There is also the option for employers to contribute to their employees’ 401ks, which can benefit both parties. If you’re new to this process, it can seem a bit confusing during the initial stages. Let’s now discuss the basics and what you can expect from 401k administration.


Getting a 401k Administration: Solutions for Employers and Employees

Having an administrator is necessary for three main reasons. First, they help employers come up with workable plans and prepare the legal documents. Second, they understand the laws and stay updated on changes to ensure that everything remains compliant. Third, an administrator will monitor a 401k on an ongoing basis to ensure that everything is in the best interest of both the employer and employees.

In some cases, the employee will pay for the administration fees, and other times it will be covered by the employer. The primary reason that an employer chooses to pay an administrator is because of the tax benefits it can provide. Most of the time, an employer will have some degree of contact with an administrator, but employees do not. While 401k administration involves several steps, here is the general breakdown of the services offered.
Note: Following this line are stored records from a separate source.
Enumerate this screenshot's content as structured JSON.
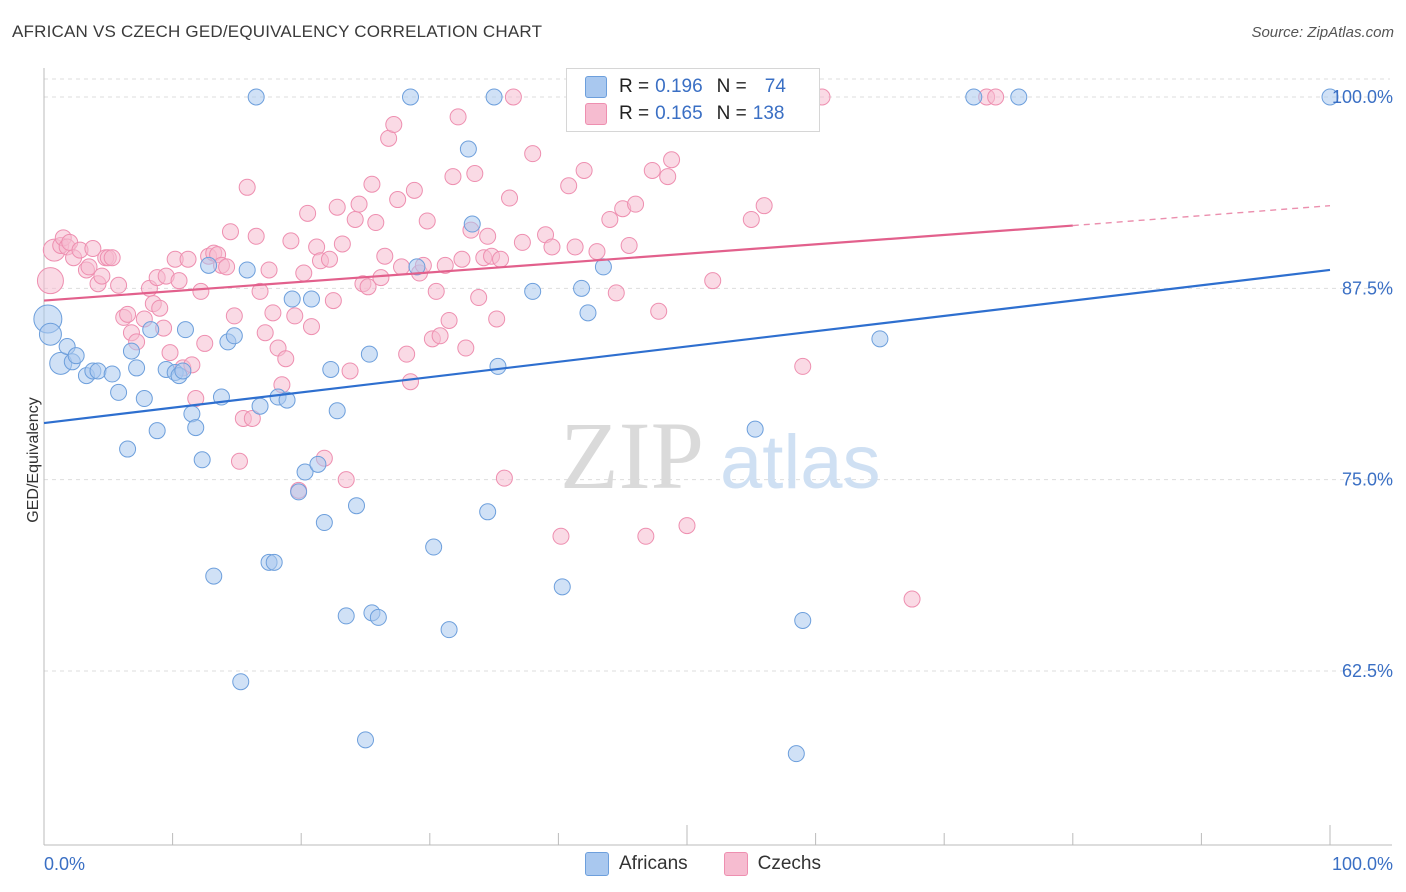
{
  "header": {
    "title": "AFRICAN VS CZECH GED/EQUIVALENCY CORRELATION CHART",
    "source": "Source: ZipAtlas.com"
  },
  "watermark": {
    "zip": "ZIP",
    "atlas": "atlas"
  },
  "legend_top": {
    "rows": [
      {
        "r_label": "R =",
        "r_value": "0.196",
        "n_label": "N =",
        "n_value": "74"
      },
      {
        "r_label": "R =",
        "r_value": "0.165",
        "n_label": "N =",
        "n_value": "138"
      }
    ]
  },
  "legend_bottom": {
    "items": [
      {
        "label": "Africans"
      },
      {
        "label": "Czechs"
      }
    ]
  },
  "colors": {
    "africans_fill": "#a9c8ef",
    "africans_stroke": "#6d9fdc",
    "africans_line": "#2e6fcf",
    "czechs_fill": "#f6bcd0",
    "czechs_stroke": "#ee8fb0",
    "czechs_line": "#e2608c",
    "axis_label": "#3a6fc4",
    "grid": "#dddddd"
  },
  "chart_data": {
    "type": "scatter",
    "title": "AFRICAN VS CZECH GED/EQUIVALENCY CORRELATION CHART",
    "xlabel": "",
    "ylabel": "GED/Equivalency",
    "xlim": [
      0,
      100
    ],
    "ylim": [
      53,
      101
    ],
    "x_tick_labels": [
      "0.0%",
      "100.0%"
    ],
    "y_ticks": [
      62.5,
      75.0,
      87.5,
      100.0
    ],
    "y_tick_labels": [
      "62.5%",
      "75.0%",
      "87.5%",
      "100.0%"
    ],
    "grid": true,
    "legend_position": "top-center",
    "series": [
      {
        "name": "Africans",
        "R": 0.196,
        "N": 74,
        "trend": {
          "x": [
            0,
            100
          ],
          "y": [
            78.7,
            88.7
          ]
        },
        "points": [
          [
            0.3,
            85.5
          ],
          [
            0.5,
            84.5
          ],
          [
            1.3,
            82.6
          ],
          [
            1.8,
            83.7
          ],
          [
            2.2,
            82.7
          ],
          [
            2.5,
            83.1
          ],
          [
            3.3,
            81.8
          ],
          [
            3.8,
            82.1
          ],
          [
            4.2,
            82.1
          ],
          [
            5.3,
            81.9
          ],
          [
            5.8,
            80.7
          ],
          [
            6.5,
            77.0
          ],
          [
            6.8,
            83.4
          ],
          [
            7.2,
            82.3
          ],
          [
            7.8,
            80.3
          ],
          [
            8.3,
            84.8
          ],
          [
            8.8,
            78.2
          ],
          [
            9.5,
            82.2
          ],
          [
            10.2,
            82.0
          ],
          [
            10.5,
            81.8
          ],
          [
            10.8,
            82.1
          ],
          [
            11.0,
            84.8
          ],
          [
            11.5,
            79.3
          ],
          [
            11.8,
            78.4
          ],
          [
            12.3,
            76.3
          ],
          [
            12.8,
            89.0
          ],
          [
            13.2,
            68.7
          ],
          [
            13.8,
            80.4
          ],
          [
            14.3,
            84.0
          ],
          [
            14.8,
            84.4
          ],
          [
            15.3,
            61.8
          ],
          [
            15.8,
            88.7
          ],
          [
            16.5,
            100.0
          ],
          [
            16.8,
            79.8
          ],
          [
            17.5,
            69.6
          ],
          [
            17.9,
            69.6
          ],
          [
            18.2,
            80.4
          ],
          [
            18.9,
            80.2
          ],
          [
            19.3,
            86.8
          ],
          [
            19.8,
            74.2
          ],
          [
            20.3,
            75.5
          ],
          [
            20.8,
            86.8
          ],
          [
            21.3,
            76.0
          ],
          [
            21.8,
            72.2
          ],
          [
            22.3,
            82.2
          ],
          [
            22.8,
            79.5
          ],
          [
            23.5,
            66.1
          ],
          [
            24.3,
            73.3
          ],
          [
            25.0,
            58.0
          ],
          [
            25.3,
            83.2
          ],
          [
            25.5,
            66.3
          ],
          [
            26.0,
            66.0
          ],
          [
            28.5,
            100.0
          ],
          [
            29.0,
            88.9
          ],
          [
            30.3,
            70.6
          ],
          [
            31.5,
            65.2
          ],
          [
            33.0,
            96.6
          ],
          [
            33.3,
            91.7
          ],
          [
            34.5,
            72.9
          ],
          [
            35.0,
            100.0
          ],
          [
            35.3,
            82.4
          ],
          [
            38.0,
            87.3
          ],
          [
            40.3,
            68.0
          ],
          [
            41.8,
            87.5
          ],
          [
            42.3,
            85.9
          ],
          [
            43.5,
            88.9
          ],
          [
            52.3,
            100.0
          ],
          [
            55.3,
            78.3
          ],
          [
            58.5,
            57.1
          ],
          [
            59.0,
            65.8
          ],
          [
            65.0,
            84.2
          ],
          [
            72.3,
            100.0
          ],
          [
            75.8,
            100.0
          ],
          [
            100.0,
            100.0
          ]
        ]
      },
      {
        "name": "Czechs",
        "R": 0.165,
        "N": 138,
        "trend": {
          "x": [
            0,
            80
          ],
          "y": [
            86.7,
            91.6
          ],
          "dashed_to": {
            "x": 100,
            "y": 92.9
          }
        },
        "points": [
          [
            0.5,
            88.0
          ],
          [
            0.8,
            90.0
          ],
          [
            1.3,
            90.3
          ],
          [
            1.5,
            90.8
          ],
          [
            1.8,
            90.2
          ],
          [
            2.0,
            90.5
          ],
          [
            2.3,
            89.5
          ],
          [
            2.8,
            90.0
          ],
          [
            3.3,
            88.7
          ],
          [
            3.5,
            88.9
          ],
          [
            3.8,
            90.1
          ],
          [
            4.2,
            87.8
          ],
          [
            4.5,
            88.3
          ],
          [
            4.8,
            89.5
          ],
          [
            5.0,
            89.5
          ],
          [
            5.3,
            89.5
          ],
          [
            5.8,
            87.7
          ],
          [
            6.2,
            85.6
          ],
          [
            6.5,
            85.8
          ],
          [
            6.8,
            84.6
          ],
          [
            7.2,
            84.0
          ],
          [
            7.8,
            85.5
          ],
          [
            8.2,
            87.5
          ],
          [
            8.5,
            86.5
          ],
          [
            8.8,
            88.2
          ],
          [
            9.0,
            86.2
          ],
          [
            9.3,
            84.9
          ],
          [
            9.5,
            88.3
          ],
          [
            9.8,
            83.3
          ],
          [
            10.2,
            89.4
          ],
          [
            10.5,
            88.0
          ],
          [
            10.8,
            82.3
          ],
          [
            11.2,
            89.4
          ],
          [
            11.5,
            82.5
          ],
          [
            11.8,
            80.3
          ],
          [
            12.2,
            87.3
          ],
          [
            12.5,
            83.9
          ],
          [
            12.8,
            89.6
          ],
          [
            13.2,
            89.8
          ],
          [
            13.5,
            89.7
          ],
          [
            13.8,
            89.0
          ],
          [
            14.2,
            88.9
          ],
          [
            14.5,
            91.2
          ],
          [
            14.8,
            85.7
          ],
          [
            15.2,
            76.2
          ],
          [
            15.5,
            79.0
          ],
          [
            15.8,
            94.1
          ],
          [
            16.2,
            79.0
          ],
          [
            16.5,
            90.9
          ],
          [
            16.8,
            87.3
          ],
          [
            17.2,
            84.6
          ],
          [
            17.5,
            88.7
          ],
          [
            17.8,
            85.9
          ],
          [
            18.2,
            83.6
          ],
          [
            18.5,
            81.2
          ],
          [
            18.8,
            82.9
          ],
          [
            19.2,
            90.6
          ],
          [
            19.5,
            85.7
          ],
          [
            19.8,
            74.3
          ],
          [
            20.2,
            88.5
          ],
          [
            20.5,
            92.4
          ],
          [
            20.8,
            85.0
          ],
          [
            21.2,
            90.2
          ],
          [
            21.5,
            89.3
          ],
          [
            21.8,
            76.4
          ],
          [
            22.2,
            89.4
          ],
          [
            22.5,
            86.7
          ],
          [
            22.8,
            92.8
          ],
          [
            23.2,
            90.4
          ],
          [
            23.5,
            75.0
          ],
          [
            23.8,
            82.1
          ],
          [
            24.2,
            92.0
          ],
          [
            24.5,
            93.0
          ],
          [
            24.8,
            87.8
          ],
          [
            25.2,
            87.6
          ],
          [
            25.5,
            94.3
          ],
          [
            25.8,
            91.8
          ],
          [
            26.2,
            88.2
          ],
          [
            26.5,
            89.6
          ],
          [
            26.8,
            97.3
          ],
          [
            27.2,
            98.2
          ],
          [
            27.5,
            93.3
          ],
          [
            27.8,
            88.9
          ],
          [
            28.2,
            83.2
          ],
          [
            28.5,
            81.4
          ],
          [
            28.8,
            93.9
          ],
          [
            29.2,
            88.5
          ],
          [
            29.5,
            89.0
          ],
          [
            29.8,
            91.9
          ],
          [
            30.2,
            84.2
          ],
          [
            30.5,
            87.3
          ],
          [
            30.8,
            84.4
          ],
          [
            31.2,
            89.0
          ],
          [
            31.5,
            85.4
          ],
          [
            31.8,
            94.8
          ],
          [
            32.2,
            98.7
          ],
          [
            32.5,
            89.4
          ],
          [
            32.8,
            83.6
          ],
          [
            33.2,
            91.3
          ],
          [
            33.5,
            95.0
          ],
          [
            33.8,
            86.9
          ],
          [
            34.2,
            89.5
          ],
          [
            34.5,
            90.9
          ],
          [
            34.8,
            89.6
          ],
          [
            35.2,
            85.5
          ],
          [
            35.5,
            89.4
          ],
          [
            35.8,
            75.1
          ],
          [
            36.2,
            93.4
          ],
          [
            36.5,
            100.0
          ],
          [
            37.2,
            90.5
          ],
          [
            38.0,
            96.3
          ],
          [
            39.0,
            91.0
          ],
          [
            39.5,
            90.2
          ],
          [
            40.2,
            71.3
          ],
          [
            40.8,
            94.2
          ],
          [
            41.3,
            90.2
          ],
          [
            42.0,
            95.2
          ],
          [
            43.0,
            89.9
          ],
          [
            44.0,
            92.0
          ],
          [
            44.5,
            87.2
          ],
          [
            45.0,
            92.7
          ],
          [
            45.5,
            90.3
          ],
          [
            46.0,
            93.0
          ],
          [
            46.8,
            71.3
          ],
          [
            47.3,
            95.2
          ],
          [
            47.8,
            86.0
          ],
          [
            48.5,
            94.8
          ],
          [
            48.8,
            95.9
          ],
          [
            50.0,
            72.0
          ],
          [
            52.0,
            88.0
          ],
          [
            55.0,
            92.0
          ],
          [
            56.0,
            92.9
          ],
          [
            58.5,
            100.0
          ],
          [
            59.0,
            82.4
          ],
          [
            60.5,
            100.0
          ],
          [
            67.5,
            67.2
          ],
          [
            73.3,
            100.0
          ],
          [
            74.0,
            100.0
          ]
        ]
      }
    ]
  }
}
Consulting and Creating a 401k Plan

Because of the flexibility of a 401k plan, it’s necessary for an administrator to consult an employer to identify their specific needs. Some things that might be discussed include:

  • Who will be allowed to participate (e.g. individuals 21 years of age or older, full-time employees, etc.)
  • Whether the employer will contribute, and if so how much
  • Contribution limits
  • Arranging a trust for holding contributions

An administrator will then establish an appropriate plan while keeping in mind regulations. They will also need to develop a plan of action in case things don’t go as anticipated and problems arise.


Compliance Monitoring

Once a 401k plan has been set in place, it’s mandatory that the rules be followed. Otherwise, it could result in legal problems and tax issues, which isn’t good for anyone. Because of the ever-changing laws, it’s not all that hard for mistakes to be made, so an administrator will keep tabs on plan development on an ongoing basis. They will ensure that both the employer and employees are adhering to the guidelines and take into account any changes to laws. In some cases, they will make updates to a plan to ensure compliance.


Transaction Monitoring

An additional element of administration is consistently checking that contributions, loans and any other transactions are compliant with a 401k plan. The administer will be responsible for authorizing these transactions and making sure that there is no questionable behavior.

In many cases, it’s a good idea to offer this type of retirement plan because it’s an effective recruiting tool and can make employees more loyal. Although 401k administration can seem somewhat overwhelming, it should become easier to understand once you get a grasp of the basic concept.